$EBAY has long been one of the most optically undervalued names in the internet space, due in part to disappointing fx-neutral GMV growth over the last few years. Now its position in the e-commerce space is under attack — Amazon is ahead of the pack and likely to stay that way, and the rest of the space is crowded with challengers. Walmart and others are making significant investments in their marketplace businesses and see EBAY as market share opportunity in the space.
Ebay’s main defense against this is a move to a product-based catalog from a listings-based catalog, otherwise known as their structured data initiative. This is meant to improve performance in organic search and product discovery. The latter still needs a lot of work in both of the key elements of discovery: Inventory and Personalization.
Problems with Inventory
I tried looking for a Fitbit and the first result is the very original Charge from two years ago. None of the top 5 models are a new product. Just compare that to Amazon’s search results on the right:
Problems with Personalization
Ebay still has work left to do on personalization as well — just look at the main page screenshots below. When entering my login credentials (right) and without login (left). Most items are either the same product or in a similar category to the rest. There is no personalization here, which is quite sad considering I have made dozens of purchases over the last couple of years.
But Are Things Turning?
Ebay does seem to be making improvements, however. In its Q2 results, EBAY posted an fxn (fx neutral) GMV beat and guided up full year revenues with management pointing to early benefits from the structured data rollout. This coupled with improved profitability pushed the stock up massively.
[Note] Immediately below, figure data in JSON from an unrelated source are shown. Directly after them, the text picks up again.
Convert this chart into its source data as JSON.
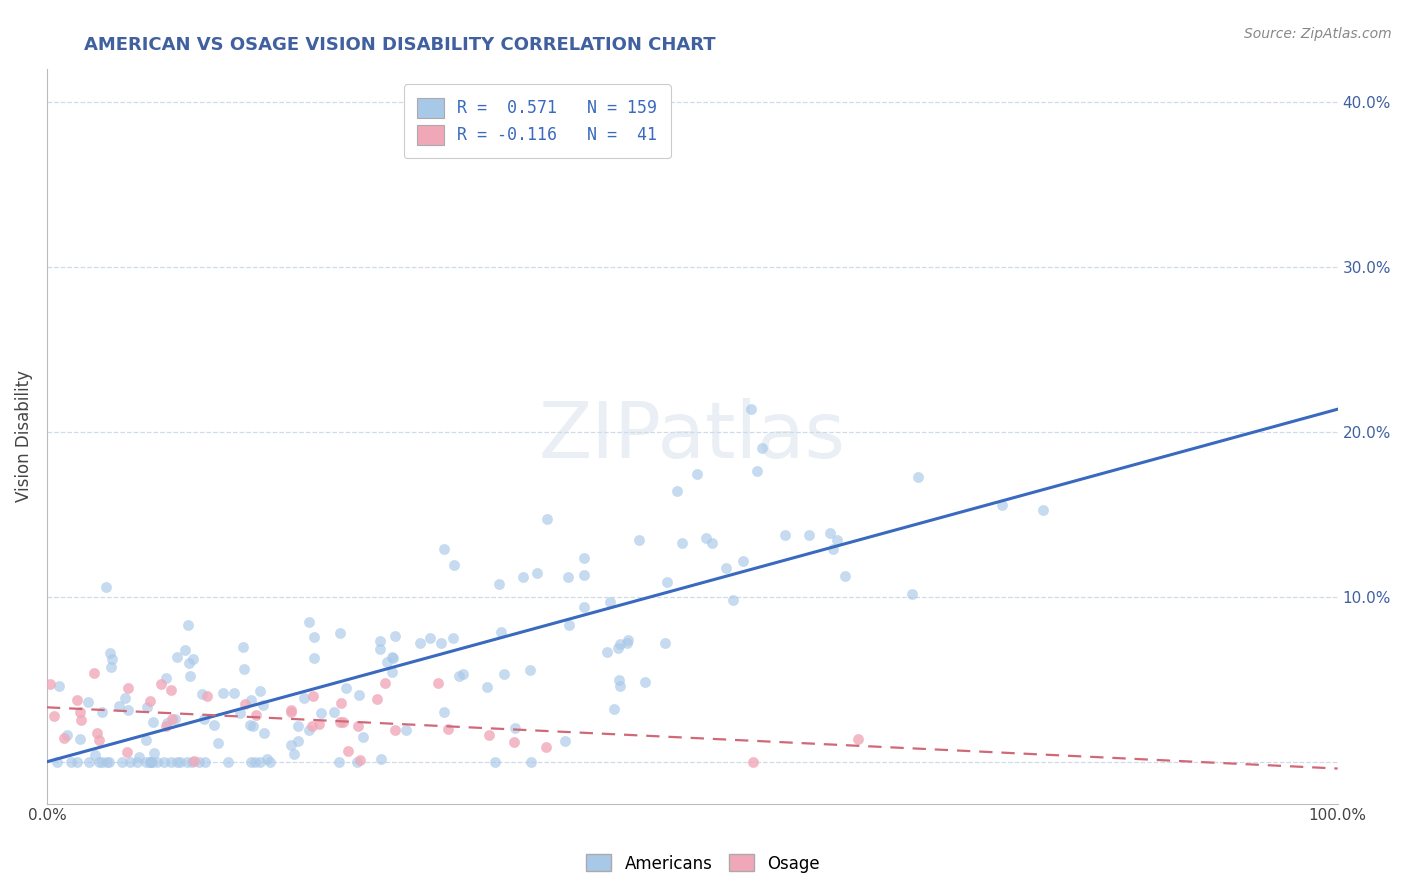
{
  "title": "AMERICAN VS OSAGE VISION DISABILITY CORRELATION CHART",
  "ylabel": "Vision Disability",
  "source": "Source: ZipAtlas.com",
  "xlim": [
    0.0,
    1.0
  ],
  "ylim": [
    -0.025,
    0.42
  ],
  "x_ticks": [
    0.0,
    0.1,
    0.2,
    0.3,
    0.4,
    0.5,
    0.6,
    0.7,
    0.8,
    0.9,
    1.0
  ],
  "x_tick_labels": [
    "0.0%",
    "",
    "",
    "",
    "",
    "",
    "",
    "",
    "",
    "",
    "100.0%"
  ],
  "y_ticks": [
    0.0,
    0.1,
    0.2,
    0.3,
    0.4
  ],
  "y_tick_labels": [
    "",
    "10.0%",
    "20.0%",
    "30.0%",
    "40.0%"
  ],
  "legend_r1": "R =  0.571",
  "legend_n1": "N = 159",
  "legend_r2": "R = -0.116",
  "legend_n2": "N =  41",
  "blue_color": "#a8c8e8",
  "pink_color": "#f0a8b8",
  "blue_line_color": "#3a6abf",
  "pink_line_color": "#d06878",
  "title_color": "#4060a0",
  "r1": 0.571,
  "n1": 159,
  "r2": -0.116,
  "n2": 41,
  "seed": 99
}
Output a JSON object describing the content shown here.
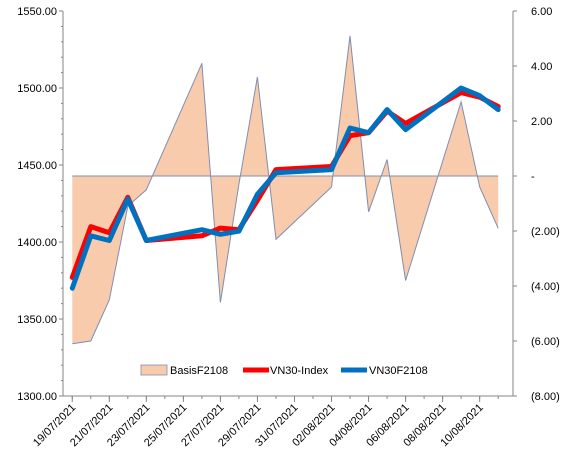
{
  "chart_data": {
    "type": "line",
    "categories": [
      "19/07/2021",
      "20/07/2021",
      "21/07/2021",
      "22/07/2021",
      "23/07/2021",
      "26/07/2021",
      "27/07/2021",
      "28/07/2021",
      "29/07/2021",
      "30/07/2021",
      "02/08/2021",
      "03/08/2021",
      "04/08/2021",
      "05/08/2021",
      "06/08/2021",
      "09/08/2021",
      "10/08/2021",
      "11/08/2021"
    ],
    "x_tick_labels": [
      "19/07/2021",
      "21/07/2021",
      "23/07/2021",
      "25/07/2021",
      "27/07/2021",
      "29/07/2021",
      "31/07/2021",
      "02/08/2021",
      "04/08/2021",
      "06/08/2021",
      "08/08/2021",
      "10/08/2021"
    ],
    "y_left": {
      "min": 1300,
      "max": 1550,
      "step": 50,
      "tick_labels": [
        "1300.00",
        "1350.00",
        "1400.00",
        "1450.00",
        "1500.00",
        "1550.00"
      ]
    },
    "y_right": {
      "min": -8,
      "max": 6,
      "step": 2,
      "tick_labels": [
        "(8.00)",
        "(6.00)",
        "(4.00)",
        "(2.00)",
        "-",
        "2.00",
        "4.00",
        "6.00"
      ]
    },
    "series": [
      {
        "name": "BasisF2108",
        "type": "area",
        "axis": "right",
        "color": "#f8cbad",
        "edge_color": "#7f8fb0",
        "points": [
          {
            "date": "19/07/2021",
            "value": -6.1
          },
          {
            "date": "20/07/2021",
            "value": -6.0
          },
          {
            "date": "21/07/2021",
            "value": -4.5
          },
          {
            "date": "22/07/2021",
            "value": -1.1
          },
          {
            "date": "23/07/2021",
            "value": -0.5
          },
          {
            "date": "26/07/2021",
            "value": 4.1
          },
          {
            "date": "27/07/2021",
            "value": -4.6
          },
          {
            "date": "28/07/2021",
            "value": -0.3
          },
          {
            "date": "29/07/2021",
            "value": 3.6
          },
          {
            "date": "30/07/2021",
            "value": -2.3
          },
          {
            "date": "02/08/2021",
            "value": -0.4
          },
          {
            "date": "03/08/2021",
            "value": 5.1
          },
          {
            "date": "04/08/2021",
            "value": -1.3
          },
          {
            "date": "05/08/2021",
            "value": 0.6
          },
          {
            "date": "06/08/2021",
            "value": -3.8
          },
          {
            "date": "09/08/2021",
            "value": 2.7
          },
          {
            "date": "10/08/2021",
            "value": -0.4
          },
          {
            "date": "11/08/2021",
            "value": -1.9
          }
        ]
      },
      {
        "name": "VN30-Index",
        "type": "line",
        "axis": "left",
        "color": "#ff0000",
        "points": [
          {
            "date": "19/07/2021",
            "value": 1377
          },
          {
            "date": "20/07/2021",
            "value": 1410
          },
          {
            "date": "21/07/2021",
            "value": 1406
          },
          {
            "date": "22/07/2021",
            "value": 1429
          },
          {
            "date": "23/07/2021",
            "value": 1401
          },
          {
            "date": "26/07/2021",
            "value": 1404
          },
          {
            "date": "27/07/2021",
            "value": 1409
          },
          {
            "date": "28/07/2021",
            "value": 1408
          },
          {
            "date": "29/07/2021",
            "value": 1427
          },
          {
            "date": "30/07/2021",
            "value": 1447
          },
          {
            "date": "02/08/2021",
            "value": 1449
          },
          {
            "date": "03/08/2021",
            "value": 1469
          },
          {
            "date": "04/08/2021",
            "value": 1471
          },
          {
            "date": "05/08/2021",
            "value": 1485
          },
          {
            "date": "06/08/2021",
            "value": 1477
          },
          {
            "date": "09/08/2021",
            "value": 1497
          },
          {
            "date": "10/08/2021",
            "value": 1494
          },
          {
            "date": "11/08/2021",
            "value": 1488
          }
        ]
      },
      {
        "name": "VN30F2108",
        "type": "line",
        "axis": "left",
        "color": "#0070c0",
        "points": [
          {
            "date": "19/07/2021",
            "value": 1370
          },
          {
            "date": "20/07/2021",
            "value": 1404
          },
          {
            "date": "21/07/2021",
            "value": 1401
          },
          {
            "date": "22/07/2021",
            "value": 1428
          },
          {
            "date": "23/07/2021",
            "value": 1401
          },
          {
            "date": "26/07/2021",
            "value": 1408
          },
          {
            "date": "27/07/2021",
            "value": 1405
          },
          {
            "date": "28/07/2021",
            "value": 1407
          },
          {
            "date": "29/07/2021",
            "value": 1431
          },
          {
            "date": "30/07/2021",
            "value": 1445
          },
          {
            "date": "02/08/2021",
            "value": 1447
          },
          {
            "date": "03/08/2021",
            "value": 1474
          },
          {
            "date": "04/08/2021",
            "value": 1471
          },
          {
            "date": "05/08/2021",
            "value": 1486
          },
          {
            "date": "06/08/2021",
            "value": 1473
          },
          {
            "date": "09/08/2021",
            "value": 1500
          },
          {
            "date": "10/08/2021",
            "value": 1495
          },
          {
            "date": "11/08/2021",
            "value": 1486
          }
        ]
      }
    ],
    "legend_position": "bottom-center",
    "grid": false
  }
}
For Q3, the structured data rollout will continue to be a focus. Our Mosaic data shows some competing trends here. Analysts expect fxn GMV to decelerate (blue line w/ markers), but website traffic (orange) continues to remain at very elevated levels, although the relationship has admittedly broken down a bit. Channeladvisor SSS data (purple) and Google Trends (green) are also ticking up on the quarter but are not indicating a material dislocation vs. expectations.
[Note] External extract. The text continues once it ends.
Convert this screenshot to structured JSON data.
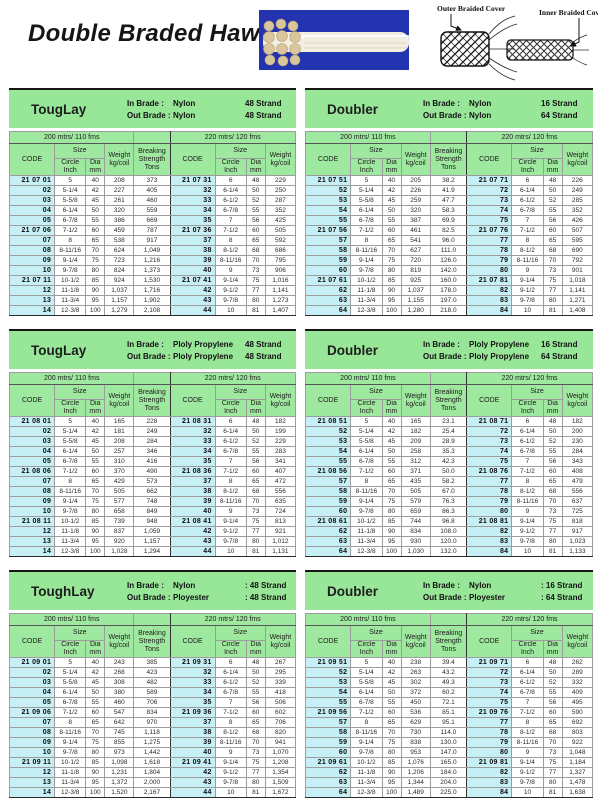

We also see engagement significantly improving in the charts below, supporting the thesis of an improved user experience. Monthly average pages displayed (left) and monthly average stay per visitor (right) both seem to be accelerating.
EBAY seems to be making some improvements to the user experience and has seen early positive results. While EBAY stands to benefit from the e-commerce wave, it must still navigate a changing landscape riddled with immense competition.